Bashir Makhtal, citoyen canadien d'origine éthiopienne, est-il un terroriste qui menace la sécurité de l'Éthiopie? Ou est-il plutôt l'innocente victime d'un gouvernement qui souhaite écraser toute dissidence politique?

Pour son avocat, Lorne Waldman, il n'y a pas de doute. Son client n'a absolument rien à se reprocher. Et le gouvernement canadien doit intervenir au plus vite pour le ramener au pays. «Si l'on veut rétablir la justice, il ne reste qu'une solution: qu'Ottawa s'en mêle», a déclaré hier Me Waldman, quelques heures après que Bashir Makhtal eut reçu sa peine.

L'homme de 40 ans a été condamné hier à la prison à perpétuité par la Haute Cour d'Éthiopie, une semaine après avoir été reconnu coupable des trois chefs d'accusation de terrorisme qui pesaient contre lui.

La justice éthiopienne l'accuse d'avoir été membre du Front national de libération de l'Ogaden (FNLO), un groupe séparatiste rebelle qui se bat pour l'indépendance d'une région éthiopienne frontalière avec la Somalie. Bashir Makthal a également été reconnu coupable d'avoir appuyé l'opposition armée et d'avoir soutenu les tribunaux islamiques somaliens, mis en déroute au début 2007 par l'armée éthiopienne.

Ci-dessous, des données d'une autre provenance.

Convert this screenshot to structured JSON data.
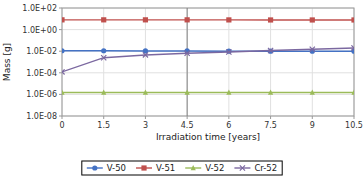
{
  "chart_data": {
    "type": "line",
    "xlabel": "Irradiation time [years]",
    "ylabel": "Mass [g]",
    "x": [
      0,
      1.5,
      3,
      4.5,
      6,
      7.5,
      9,
      10.5
    ],
    "series": [
      {
        "name": "V-50",
        "color": "#4472C4",
        "marker": "circle",
        "values": [
          0.011,
          0.011,
          0.0105,
          0.0105,
          0.01,
          0.01,
          0.01,
          0.01
        ]
      },
      {
        "name": "V-51",
        "color": "#C0504D",
        "marker": "square",
        "values": [
          8.0,
          8.0,
          8.0,
          8.0,
          7.9,
          7.8,
          7.8,
          7.8
        ]
      },
      {
        "name": "V-52",
        "color": "#9BBB59",
        "marker": "triangle",
        "values": [
          1.5e-06,
          1.5e-06,
          1.5e-06,
          1.5e-06,
          1.5e-06,
          1.5e-06,
          1.5e-06,
          1.5e-06
        ]
      },
      {
        "name": "Cr-52",
        "color": "#7B68A0",
        "marker": "x",
        "values": [
          0.00012,
          0.0025,
          0.0045,
          0.0065,
          0.0085,
          0.0115,
          0.015,
          0.02
        ]
      }
    ],
    "vlines": [
      4.5
    ],
    "xlim": [
      0,
      10.5
    ],
    "xticks": [
      0,
      1.5,
      3,
      4.5,
      6,
      7.5,
      9,
      10.5
    ],
    "ylim": [
      1e-08,
      100.0
    ],
    "yticks": [
      {
        "value": 1e-08,
        "label": "1.0E-08"
      },
      {
        "value": 1e-06,
        "label": "1.0E-06"
      },
      {
        "value": 0.0001,
        "label": "1.0E-04"
      },
      {
        "value": 0.01,
        "label": "1.0E-02"
      },
      {
        "value": 1.0,
        "label": "1.0E+00"
      },
      {
        "value": 100.0,
        "label": "1.0E+02"
      }
    ],
    "log": "y",
    "grid": true,
    "legend": "bottom"
  }
}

M. Makhtal avait été arrêté par des soldats kényans à la frontière de la Somalie, à la fin de 2006. L'homme, qui a vécu en Ontario de 1991 à 2002, faisait partie d'un groupe de 150 détenus appréhendés dans la foulée de l'intervention militaire éthiopienne contre les islamistes somaliens.

Depuis le tout début, Bashir Makhtal, ancien technologue de la Banque CIBC de Toronto, clame son innocence. Il soutient qu'il n'a même jamais été membre du Front national de libération de l'Ogaden.

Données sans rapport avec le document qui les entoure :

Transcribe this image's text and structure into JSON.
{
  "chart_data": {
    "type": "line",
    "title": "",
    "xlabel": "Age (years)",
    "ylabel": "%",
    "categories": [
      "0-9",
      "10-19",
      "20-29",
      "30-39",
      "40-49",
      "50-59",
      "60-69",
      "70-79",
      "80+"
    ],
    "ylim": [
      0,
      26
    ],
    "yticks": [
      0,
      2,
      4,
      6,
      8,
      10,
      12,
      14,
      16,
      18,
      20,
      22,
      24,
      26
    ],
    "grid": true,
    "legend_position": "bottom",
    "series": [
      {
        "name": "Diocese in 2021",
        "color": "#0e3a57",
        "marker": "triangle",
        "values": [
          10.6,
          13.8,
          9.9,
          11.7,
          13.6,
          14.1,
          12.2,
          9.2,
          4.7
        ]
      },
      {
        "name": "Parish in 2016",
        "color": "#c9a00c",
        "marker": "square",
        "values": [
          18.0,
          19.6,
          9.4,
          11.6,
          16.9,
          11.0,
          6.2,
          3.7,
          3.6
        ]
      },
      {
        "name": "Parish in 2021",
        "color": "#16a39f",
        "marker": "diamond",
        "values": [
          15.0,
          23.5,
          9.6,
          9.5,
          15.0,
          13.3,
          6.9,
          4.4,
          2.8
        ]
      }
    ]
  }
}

«Le gouvernement éthiopien s'en prend à lui parce que son grand-père, Makhtal Dahir, est l'un des membres fondateurs du FLNO. Les autorités veulent intimider les gens qui soutiennent cette organisation et elles ont choisi mon client pour donner l'exemple», a dit Me Waldman, hier. Depuis avril 2007, le gouvernement d'Addis-Abeba, la capitale, a lancé une vaste opération militaire pour lutter contre le FNLO, qui a revendiqué plusieurs attaques, notamment contre une installation pétrolière.

Contestation

Bashir Makhtal entend contester le jugement devant la Cour suprême de l'Éthiopie. Mais Me Waldman nourrit peu d'espoir à cet égard, faisant valoir que le système judiciaire éthiopien est manipulé par les politiciens.

Le cousin de l'accusé, Saïd Maktal (qui n'écrit pas son nom de la même façon), est du même avis. Il demande lui aussi au ministère des Affaires étrangères du Canada de rapatrier son ressortissant. Quitte à ce qu'Ottawa suspende son aide financière à l'Éthiopie pour faire pression sur le gouvernement, propose-t-il.

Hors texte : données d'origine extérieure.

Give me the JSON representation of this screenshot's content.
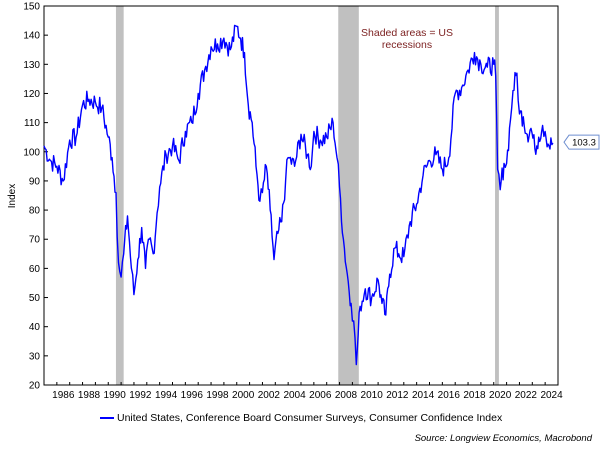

«Je suis citoyen canadien et je ne veux pas que mes impôts servent à enrichir un pays qui traite ses citoyens comme ils ont traité mon cousin», a dit Saïd Maktal, joint hier à Hamilton, en Ontario.

Le ministre des Affaires étrangères, Lawrence Cannon, s'est dit «extrêmement déçu» hier de la peine d'emprisonnement prononcée à l'encontre de Bashir Makhtal. Il ne s'est toutefois engagé à aucune action concrète.

«Le gouvernement du Canada continuera d'examiner toutes les options dont il dispose pour appuyer M. Bashir Makhtal», a déclaré M. Cannon par voie de communiqué.